Mais cette fois c’était différent. Les protestants ont pris la Bible comme la parole littérale de Dieu, jusque dans les moindres détails, et pas du tout comme un recueil hétérogène de mythes, de poèmes et de gribouillages bureaucratiques qui ne peuvent être interprétés que métaphoriquement avec une bonne compréhension du contexte social et culturel de l’époque de ces écrits. Puis ils ont commencé à en sortir ce qu’ils pensaient être la recette exacte pour déclencher la seconde venue de Christ.

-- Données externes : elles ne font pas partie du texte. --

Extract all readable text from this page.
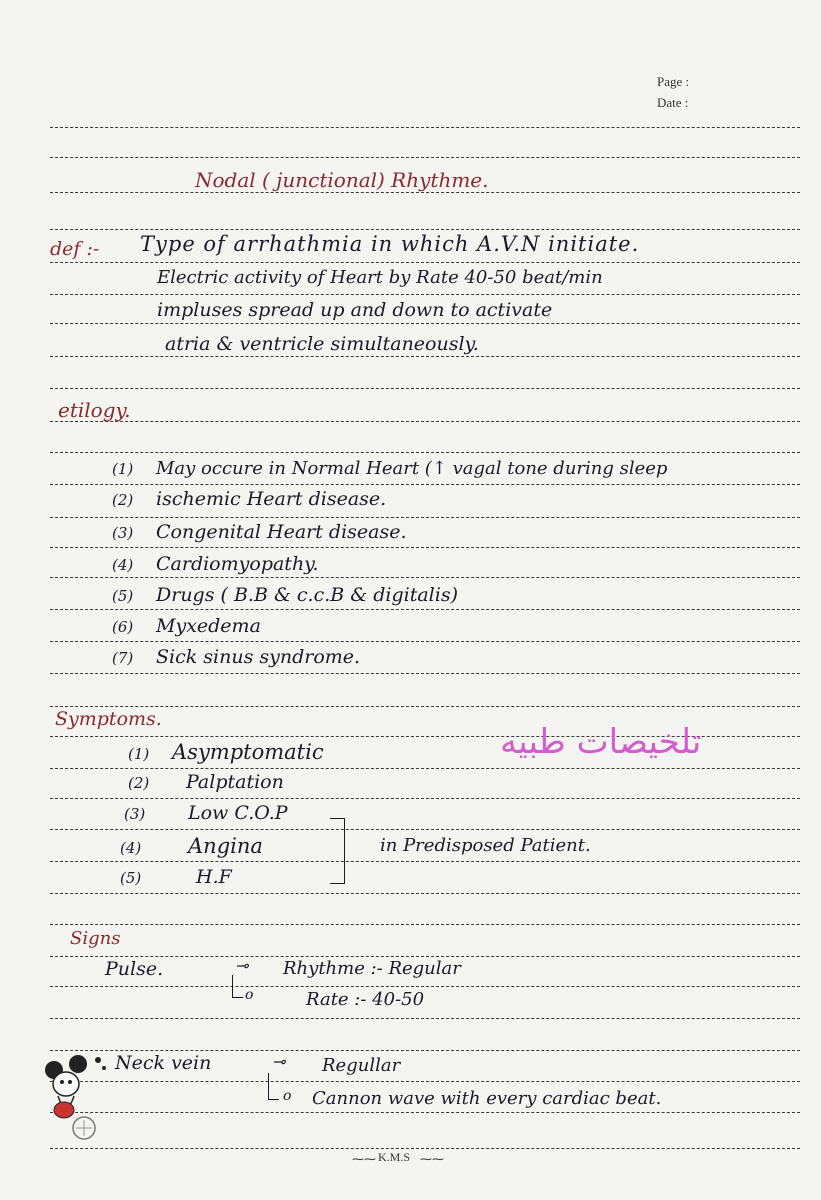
Page :
Date :
Nodal ( junctional) Rhythme.
def :- Type of arrhathmia in which A.V.N initiate.
Electric activity of Heart by Rate 40-50 beat/min
impluses spread up and down to activate
atria & ventricle simultaneously.
etilogy.
(1) May occure in Normal Heart (↑ vagal tone during sleep
(2) ischemic Heart disease.
(3) Congenital Heart disease.
(4) Cardiomyopathy.
(5) Drugs ( B.B & c.c.B & digitalis)
(6) Myxedema
(7) Sick sinus syndrome.
Symptoms.
تلخيصات طبيه
(1) Asymptomatic
(2) Palptation
(3) Low C.O.P
(4) Angina
(5)	H.F
in Predisposed Patient.
Signs
Pulse.	⊸ Rhythme :- Regular
o	Rate :- 40-50
Neck vein	⊸ Regullar
o Cannon wave with every cardiac beat.
⁓⁓ K.M.S ⁓⁓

Le résultat a été une doctrine appelée dispensationalisme, qui sépare l’histoire humaine en «dispensations» (ou époques) distinctes basées principalement sur le Livre de la Genèse et le Livre de l’Apocalypse, avec divers autres morceaux extraits en fonction des besoins. Selon cette doctrine, afin de déclencher la seconde venue du Christ, les Hébreux doivent reconstituer le Royaume d’Israël et une grande guerre doit avoir lieu dans la partie Nord de celui-ci, au Liban et en Syrie. Une fois que ces conditions préalables seront remplies, il se passera quelque chose appelé Ravissement, dans lequel les bons, les vrais croyants seront arrachés vers le ciel, tandis que tous les autres seront laissés pour compte.

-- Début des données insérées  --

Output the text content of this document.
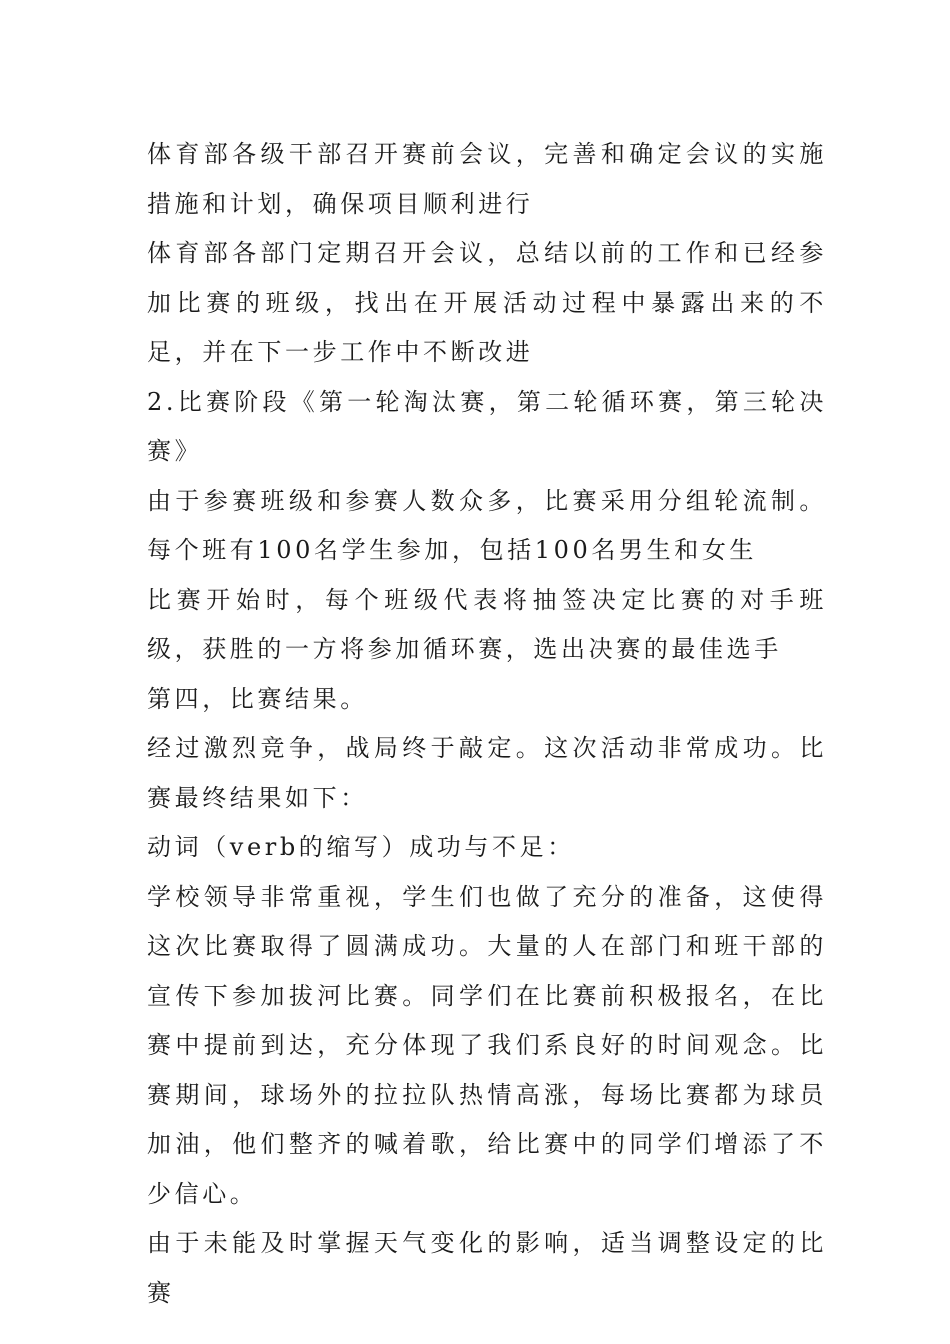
体育部各级干部召开赛前会议，完善和确定会议的实施措施和计划，确保项目顺利进行

体育部各部门定期召开会议，总结以前的工作和已经参加比赛的班级，找出在开展活动过程中暴露出来的不足，并在下一步工作中不断改进

2.比赛阶段《第一轮淘汰赛，第二轮循环赛，第三轮决赛》

由于参赛班级和参赛人数众多，比赛采用分组轮流制。每个班有100名学生参加，包括100名男生和女生

比赛开始时，每个班级代表将抽签决定比赛的对手班级，获胜的一方将参加循环赛，选出决赛的最佳选手

第四，比赛结果。

经过激烈竞争，战局终于敲定。这次活动非常成功。比赛最终结果如下：

动词（verb的缩写）成功与不足：

学校领导非常重视，学生们也做了充分的准备，这使得这次比赛取得了圆满成功。大量的人在部门和班干部的宣传下参加拔河比赛。同学们在比赛前积极报名，在比赛中提前到达，充分体现了我们系良好的时间观念。比赛期间，球场外的拉拉队热情高涨，每场比赛都为球员加油，他们整齐的喊着歌，给比赛中的同学们增添了不少信心。

由于未能及时掌握天气变化的影响，适当调整设定的比赛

Il y aura alors exactement sept années de Tribulation (pas six, pas huit) qui mettront à rude épreuve ceux restés là. Mais s’ils parviennent à passer à travers sans avoir la marque de la bête (Satan) sur leurs fronts ou leurs mains, alors à la fin de cette période, ils seront également emmenés au ciel. Le Christ apparaîtra dans les airs. Il y aura ensuite un millénaire (mille ans exactement) de paix, au cours duquel le Christ dirigera directement la terre depuis sa capitale, Jérusalem. À la fin de ce millénaire, Satan apparaîtra brièvement et se battra, mais il sera vaincu. Il y aura ensuite une résurrection générale des morts, et Christ sera assis pour le Jugement dernier.

Avec cette recette en main, les sectes protestantes qui ont embrassé ce dogme dispensationniste se sont mises à accomplir la prophétie. Pour ce faire, ils devaient rassembler des Hébreux, reconstituer le Royaume d’Israël et déclencher une guerre gigantesque. C’était un grand défi, car auparavant les juifs européens (considérés comme les descendants des anciens Hébreux) étaient considérés comme des païens et expulsés, un pays après l’autre, y compris d’Angleterre. Mais maintenant qu’ils se sont avérés être un ingrédient clé dans la recette apocalyptique (cela s’est passé en Angleterre sous Cromwell), ils ont été autorisés à revenir et ont été traités gentiment.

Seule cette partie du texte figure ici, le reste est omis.